The paper's central inquiry revolves around four primary research questions:

What audio datasets are currently utilized, and what is the distribution of their use?
What are the sources of these datasets, and what licenses govern them?
Do these datasets contain toxic content?
Who is represented or underrepresented in these datasets?

To address these questions, the authors conducted a comprehensive literature review targeting audio datasets referenced in research papers from May 2023 to May 2024. This investigation revealed 175 unique datasets across categories such as music, speech, and environmental sounds. The analysis highlights the fragmented nature of audio datasets compared to the text and image domains, where a few large datasets dominate.

Core Findings

Dataset Characteristics and Usage

The paper finds that the majority of datasets were employed infrequently—mostly once or twice—emphasizing the distribution's long-tail nature. Notably, VCTK and AudioSet are among the datasets most frequently utilized. The number of hours and citations reveal a skew towards datasets like LibriSpeech and GTZAN, which enjoy frequent academic recognition beyond direct usage in papers.

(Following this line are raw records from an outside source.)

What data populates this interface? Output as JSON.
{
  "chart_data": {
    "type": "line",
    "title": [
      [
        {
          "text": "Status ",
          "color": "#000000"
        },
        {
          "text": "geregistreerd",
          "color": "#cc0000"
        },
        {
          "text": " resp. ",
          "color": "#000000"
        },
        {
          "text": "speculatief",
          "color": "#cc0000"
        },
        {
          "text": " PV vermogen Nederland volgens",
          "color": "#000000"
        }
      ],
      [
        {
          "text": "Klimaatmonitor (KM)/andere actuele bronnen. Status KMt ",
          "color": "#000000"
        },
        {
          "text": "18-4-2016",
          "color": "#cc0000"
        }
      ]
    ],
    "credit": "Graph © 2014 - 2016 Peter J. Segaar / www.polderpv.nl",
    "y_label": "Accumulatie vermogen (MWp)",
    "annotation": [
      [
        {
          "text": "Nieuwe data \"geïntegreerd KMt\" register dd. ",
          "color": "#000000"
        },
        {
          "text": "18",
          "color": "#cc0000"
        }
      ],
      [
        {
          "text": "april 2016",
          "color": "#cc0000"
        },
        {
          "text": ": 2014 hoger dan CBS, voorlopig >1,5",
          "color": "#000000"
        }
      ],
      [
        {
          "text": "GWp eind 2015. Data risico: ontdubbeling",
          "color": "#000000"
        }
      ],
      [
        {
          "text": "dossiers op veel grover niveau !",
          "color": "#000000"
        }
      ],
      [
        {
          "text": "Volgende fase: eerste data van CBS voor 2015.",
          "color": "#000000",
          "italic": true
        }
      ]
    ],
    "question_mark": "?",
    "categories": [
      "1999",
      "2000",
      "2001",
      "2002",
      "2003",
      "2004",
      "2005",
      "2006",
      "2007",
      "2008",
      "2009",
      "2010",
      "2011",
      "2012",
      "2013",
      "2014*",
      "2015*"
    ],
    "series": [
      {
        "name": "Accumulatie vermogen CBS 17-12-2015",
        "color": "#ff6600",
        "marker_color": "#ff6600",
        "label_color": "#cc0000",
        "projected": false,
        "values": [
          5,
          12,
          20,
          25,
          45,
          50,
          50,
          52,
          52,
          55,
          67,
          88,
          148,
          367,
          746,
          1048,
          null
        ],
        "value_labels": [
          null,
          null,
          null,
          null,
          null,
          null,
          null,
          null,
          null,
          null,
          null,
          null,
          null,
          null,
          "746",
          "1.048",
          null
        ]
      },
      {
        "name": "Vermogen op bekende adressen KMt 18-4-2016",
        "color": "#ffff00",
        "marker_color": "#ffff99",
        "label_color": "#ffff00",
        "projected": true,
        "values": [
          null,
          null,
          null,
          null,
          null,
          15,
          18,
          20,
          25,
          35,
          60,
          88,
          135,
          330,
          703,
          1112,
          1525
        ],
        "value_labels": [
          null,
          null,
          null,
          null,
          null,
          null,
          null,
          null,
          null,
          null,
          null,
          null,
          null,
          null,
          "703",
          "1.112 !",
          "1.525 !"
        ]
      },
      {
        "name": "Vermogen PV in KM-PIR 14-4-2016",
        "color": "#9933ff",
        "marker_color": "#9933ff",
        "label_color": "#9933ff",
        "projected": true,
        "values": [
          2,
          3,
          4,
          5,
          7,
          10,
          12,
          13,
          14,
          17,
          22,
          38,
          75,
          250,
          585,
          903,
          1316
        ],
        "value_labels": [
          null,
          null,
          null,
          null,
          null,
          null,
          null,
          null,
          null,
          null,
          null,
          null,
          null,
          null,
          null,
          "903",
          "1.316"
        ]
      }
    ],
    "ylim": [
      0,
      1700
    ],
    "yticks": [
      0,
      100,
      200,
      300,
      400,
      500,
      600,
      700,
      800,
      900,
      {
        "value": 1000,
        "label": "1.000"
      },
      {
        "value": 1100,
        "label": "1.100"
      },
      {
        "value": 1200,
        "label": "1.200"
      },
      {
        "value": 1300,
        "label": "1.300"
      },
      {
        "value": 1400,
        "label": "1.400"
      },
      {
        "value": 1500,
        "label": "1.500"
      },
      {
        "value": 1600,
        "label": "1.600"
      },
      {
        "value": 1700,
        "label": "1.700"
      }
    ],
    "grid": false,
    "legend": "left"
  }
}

Moreover, the analysis dissects dataset creation methods, uncovering that around 30% are scraped from web sources, raising questions about the legality and ethicality of such practices. The authors also highlight an alarming 27% of datasets potentially infringe on copyrights, a concern exacerbated by the presence of content from platforms like YouTube and TED Talks.

Bias and Toxicity

The paper's audit of seven prominent datasets reveals substantial representation issues. Gender, race, and other sociosensitive keywords are inadequately represented, with underrepresentation of marginalized communities evident in mentions. The authors also uncover associations between generic terms and specific gendered terms that reinforce stereotypical bias, particularly against women.

Toxic content, characterized by hate speech and profanity, was detected across these datasets, though it constitutes a small percentage of the total content. Nonetheless, given models' ability to amplify even minor content occurrences, this remains concerning.

Licensing and Ethical Concerns

Licensing is a key focus of this audit. Diverse licensing terms—notably those barring commercial use, adaptations, or requiring attribution—pose challenges for using these datasets in training or commercial settings. The authors’ exploration of dataset provenance further elucidates the complications of IP issues in generative audio contexts.

Theoretical and Practical Implications

The paper's findings underscore the need for enhanced documentation standards, akin to "datasheets for datasets," tailored to audio data’s unique challenges. Such documentation would facilitate better assessment of biases and foster ethical dataset consumption.

Practically, the implications for model developers and data curators are profound. There is a pressing need to build datasets that fairly represent diverse populations and respect legal boundaries of data use. Moreover, as the emerging paradigm of multimodal models leverages audio data, mitigating these datasets’ biases and ethical pitfalls becomes critical for wider AI fairness and applicability.

Future Directions

The closing sections suggest that addressing these challenges requires collaborative, community-driven dataset creation, emphasizing transparency and consent. The establishment of platforms enabling individuals to verify their inclusion in datasets is posited as a step towards more participatory and ethical AI development practices.

In conclusion, this paper serves as a clarion call for the audio AI community, advocating for a conscientious revisitation of dataset creation, licensing, and representation in an increasingly AI-driven world. The exploration accomplished here lays a foundation for ongoing dialogue and refinement in ethical audio AI advancement.